To better integrate these competencies, the Zicklin School collaborated with English and communications studies faculty from Baruch College’s Weissman School of Arts & Sciences, as well as staff from the Bernard L. Schwartz Communication Institute, the Tools for Clear Speech program, and other communications support service providers. The multidisciplinary team of faculty brainstormed ideas for teaching students written, spoken, and visual/graphic business communication skills in ways that allowed them to practice and build upon what they learn.
We envision proficiency in the seven communication competencies as a defining feature of our graduates.
That effort led to the creation of two new communications courses that “provide our students with more experience-based opportunities to develop business-specific communication skills earlier in their degree programs to support them in their majors, at the capstone level, and in their careers that follow,” says Meechal Hoffman, director of the Schwartz Communication Institute.

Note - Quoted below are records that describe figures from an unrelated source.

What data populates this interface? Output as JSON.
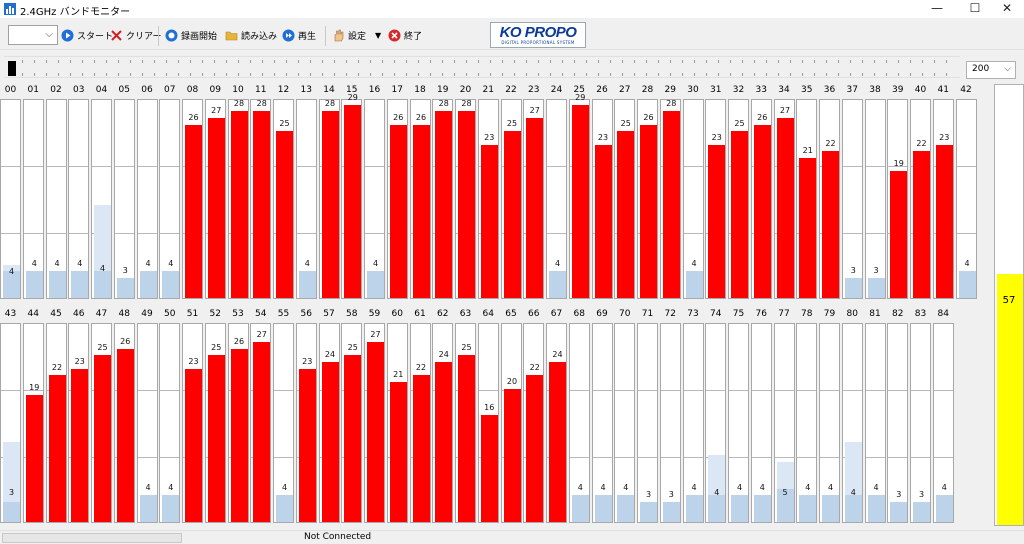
{
  "window": {
    "title": "2.4GHz バンドモニター",
    "minimize_glyph": "—",
    "maximize_glyph": "☐",
    "close_glyph": "✕"
  },
  "toolbar": {
    "combo_value": "",
    "start_label": "スタート",
    "clear_label": "クリアー",
    "record_label": "録画開始",
    "load_label": "読み込み",
    "play_label": "再生",
    "settings_label": "設定",
    "exit_label": "終了"
  },
  "logo": {
    "text": "KO PROPO",
    "subtitle": "DIGITAL PROPORTIONAL SYSTEM"
  },
  "scale_select": {
    "value": "200"
  },
  "level": {
    "value": 57,
    "color": "#ffff00"
  },
  "status": {
    "text": "Not Connected"
  },
  "colors": {
    "active": "#ff0000",
    "idle": "#bcd3ea",
    "level": "#ffff00"
  },
  "chart_data": {
    "type": "bar",
    "ylim": [
      0,
      30
    ],
    "channels": [
      {
        "label": "00",
        "value": 4
      },
      {
        "label": "01",
        "value": 4
      },
      {
        "label": "02",
        "value": 4
      },
      {
        "label": "03",
        "value": 4
      },
      {
        "label": "04",
        "value": 4
      },
      {
        "label": "05",
        "value": 3
      },
      {
        "label": "06",
        "value": 4
      },
      {
        "label": "07",
        "value": 4
      },
      {
        "label": "08",
        "value": 26
      },
      {
        "label": "09",
        "value": 27
      },
      {
        "label": "10",
        "value": 28
      },
      {
        "label": "11",
        "value": 28
      },
      {
        "label": "12",
        "value": 25
      },
      {
        "label": "13",
        "value": 4
      },
      {
        "label": "14",
        "value": 28
      },
      {
        "label": "15",
        "value": 29
      },
      {
        "label": "16",
        "value": 4
      },
      {
        "label": "17",
        "value": 26
      },
      {
        "label": "18",
        "value": 26
      },
      {
        "label": "19",
        "value": 28
      },
      {
        "label": "20",
        "value": 28
      },
      {
        "label": "21",
        "value": 23
      },
      {
        "label": "22",
        "value": 25
      },
      {
        "label": "23",
        "value": 27
      },
      {
        "label": "24",
        "value": 4
      },
      {
        "label": "25",
        "value": 29
      },
      {
        "label": "26",
        "value": 23
      },
      {
        "label": "27",
        "value": 25
      },
      {
        "label": "28",
        "value": 26
      },
      {
        "label": "29",
        "value": 28
      },
      {
        "label": "30",
        "value": 4
      },
      {
        "label": "31",
        "value": 23
      },
      {
        "label": "32",
        "value": 25
      },
      {
        "label": "33",
        "value": 26
      },
      {
        "label": "34",
        "value": 27
      },
      {
        "label": "35",
        "value": 21
      },
      {
        "label": "36",
        "value": 22
      },
      {
        "label": "37",
        "value": 3
      },
      {
        "label": "38",
        "value": 3
      },
      {
        "label": "39",
        "value": 19
      },
      {
        "label": "40",
        "value": 22
      },
      {
        "label": "41",
        "value": 23
      },
      {
        "label": "42",
        "value": 4
      },
      {
        "label": "43",
        "value": 3
      },
      {
        "label": "44",
        "value": 19
      },
      {
        "label": "45",
        "value": 22
      },
      {
        "label": "46",
        "value": 23
      },
      {
        "label": "47",
        "value": 25
      },
      {
        "label": "48",
        "value": 26
      },
      {
        "label": "49",
        "value": 4
      },
      {
        "label": "50",
        "value": 4
      },
      {
        "label": "51",
        "value": 23
      },
      {
        "label": "52",
        "value": 25
      },
      {
        "label": "53",
        "value": 26
      },
      {
        "label": "54",
        "value": 27
      },
      {
        "label": "55",
        "value": 4
      },
      {
        "label": "56",
        "value": 23
      },
      {
        "label": "57",
        "value": 24
      },
      {
        "label": "58",
        "value": 25
      },
      {
        "label": "59",
        "value": 27
      },
      {
        "label": "60",
        "value": 21
      },
      {
        "label": "61",
        "value": 22
      },
      {
        "label": "62",
        "value": 24
      },
      {
        "label": "63",
        "value": 25
      },
      {
        "label": "64",
        "value": 16
      },
      {
        "label": "65",
        "value": 20
      },
      {
        "label": "66",
        "value": 22
      },
      {
        "label": "67",
        "value": 24
      },
      {
        "label": "68",
        "value": 4
      },
      {
        "label": "69",
        "value": 4
      },
      {
        "label": "70",
        "value": 4
      },
      {
        "label": "71",
        "value": 3
      },
      {
        "label": "72",
        "value": 3
      },
      {
        "label": "73",
        "value": 4
      },
      {
        "label": "74",
        "value": 4
      },
      {
        "label": "75",
        "value": 4
      },
      {
        "label": "76",
        "value": 4
      },
      {
        "label": "77",
        "value": 5
      },
      {
        "label": "78",
        "value": 4
      },
      {
        "label": "79",
        "value": 4
      },
      {
        "label": "80",
        "value": 4
      },
      {
        "label": "81",
        "value": 4
      },
      {
        "label": "82",
        "value": 3
      },
      {
        "label": "83",
        "value": 3
      },
      {
        "label": "84",
        "value": 4
      }
    ],
    "peak_hold": {
      "00": 5,
      "04": 14,
      "43": 12,
      "74": 10,
      "77": 9,
      "80": 12
    }
  }
}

The first is a full-semester course focused on business-centric communication, such as writing effective emails, making data-supported recommendations, and communicating both within and outside teams and organizations. The second is a seven-and-a-half-week course on professional speech, which replaces a previous requirement that students take a generic public speaking class.
Designing the communication courses also inspired the curriculum committee to consider other life skills that students might need to develop. The result was the creation of an additional course called Principles of Financial Planning and Individual Investing. The half-semester course teaches students to manage their personal finances more effectively.

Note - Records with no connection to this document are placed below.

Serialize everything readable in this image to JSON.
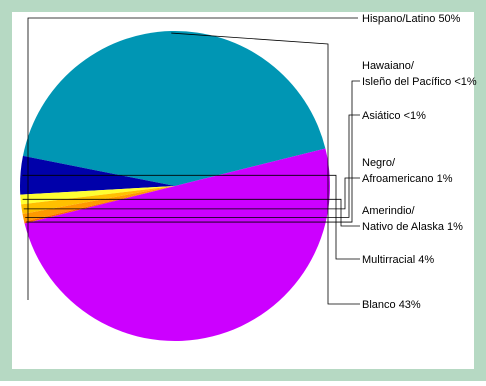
{
  "colors": {
    "border": "#b6d9c3",
    "background": "#ffffff",
    "leader_line": "#000000"
  },
  "chart_data": {
    "type": "pie",
    "title": "",
    "start_angle_deg": 14.0,
    "direction": "counterclockwise",
    "slices": [
      {
        "label_lines": [
          "Blanco 43%"
        ],
        "value": 43,
        "color": "#0096b4"
      },
      {
        "label_lines": [
          "Multirracial 4%"
        ],
        "value": 4,
        "color": "#0000aa"
      },
      {
        "label_lines": [
          "Amerindio/",
          "Nativo de Alaska 1%"
        ],
        "value": 1,
        "color": "#ffff33"
      },
      {
        "label_lines": [
          "Negro/",
          "Afroamericano 1%"
        ],
        "value": 1,
        "color": "#ffc000"
      },
      {
        "label_lines": [
          "Asiático <1%"
        ],
        "value": 0.8,
        "color": "#ff9900"
      },
      {
        "label_lines": [
          "Hawaiano/",
          "Isleño del Pacífico <1%"
        ],
        "value": 0.2,
        "color": "#ff6600"
      },
      {
        "label_lines": [
          "Hispano/Latino 50%"
        ],
        "value": 50,
        "color": "#cc00ff"
      }
    ]
  }
}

“College students and young businesspeople are often unsophisticated and inexperienced about the importance of financial planning, saving, and how to invest their own monies,” says Lipner. This course, he adds, not only provides students with tools to support their personal financial health and well-being, but also instills in them the competence and confidence to succeed in their chosen fields.

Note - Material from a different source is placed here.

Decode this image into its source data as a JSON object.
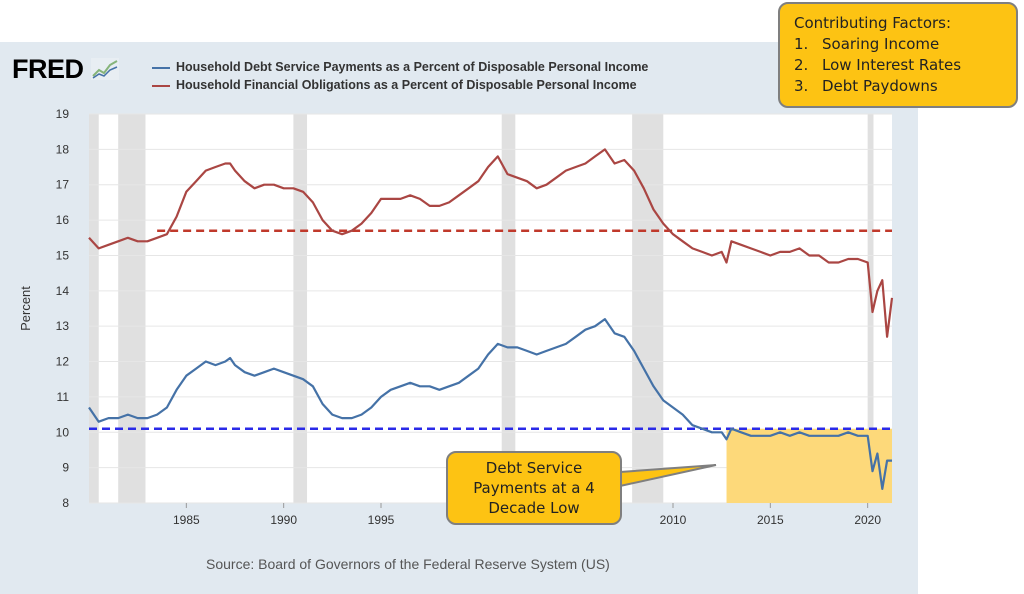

'Practicing What We Preach'
All in all, the collaboration across organizational and departmental units was one of the most gratifying parts of the curricular redesign process, says Huss. “The entire exercise,” he notes, “is a microcosm of the business world, where problems rarely occur in silos and where sound, sustainable solutions require cross-boundary approaches that respect all stakeholders.”
Huss points out that the channels for communication and collaboration that were created during the redesign will allow the school to make evidence-based adjustments to the BBA program more quickly going forward. These adjustments will be based on reviews of how well students in pilot courses achieve learning goals, as well as on feedback from students, faculty, alumni, and recruiters on how the redesigned curriculum affects students’ career readiness.
The second phase of the program rollout will involve working with other schools in the CUNY community on ways to prepare students even before they arrive at Zicklin. “For maximum impact, we need to bring the larger CUNY community into the equation, so that students who reach us from that pipeline are equally well positioned to succeed in the BBA program,” says Lipner.
Perhaps the biggest advantage of the curriculum overhaul is that it has better positioned faculty to embrace the nimble, agile business practices that business schools so often teach, says Huss. “There’s an old joke among academics that it’s easier to change the course of history than to change a course in history,” he says. “We’re determined to practice what we preach by keeping our minds open, listening to the needs of the marketplace, and implementing mission-driven changes that maximize our value to our students and the business community.”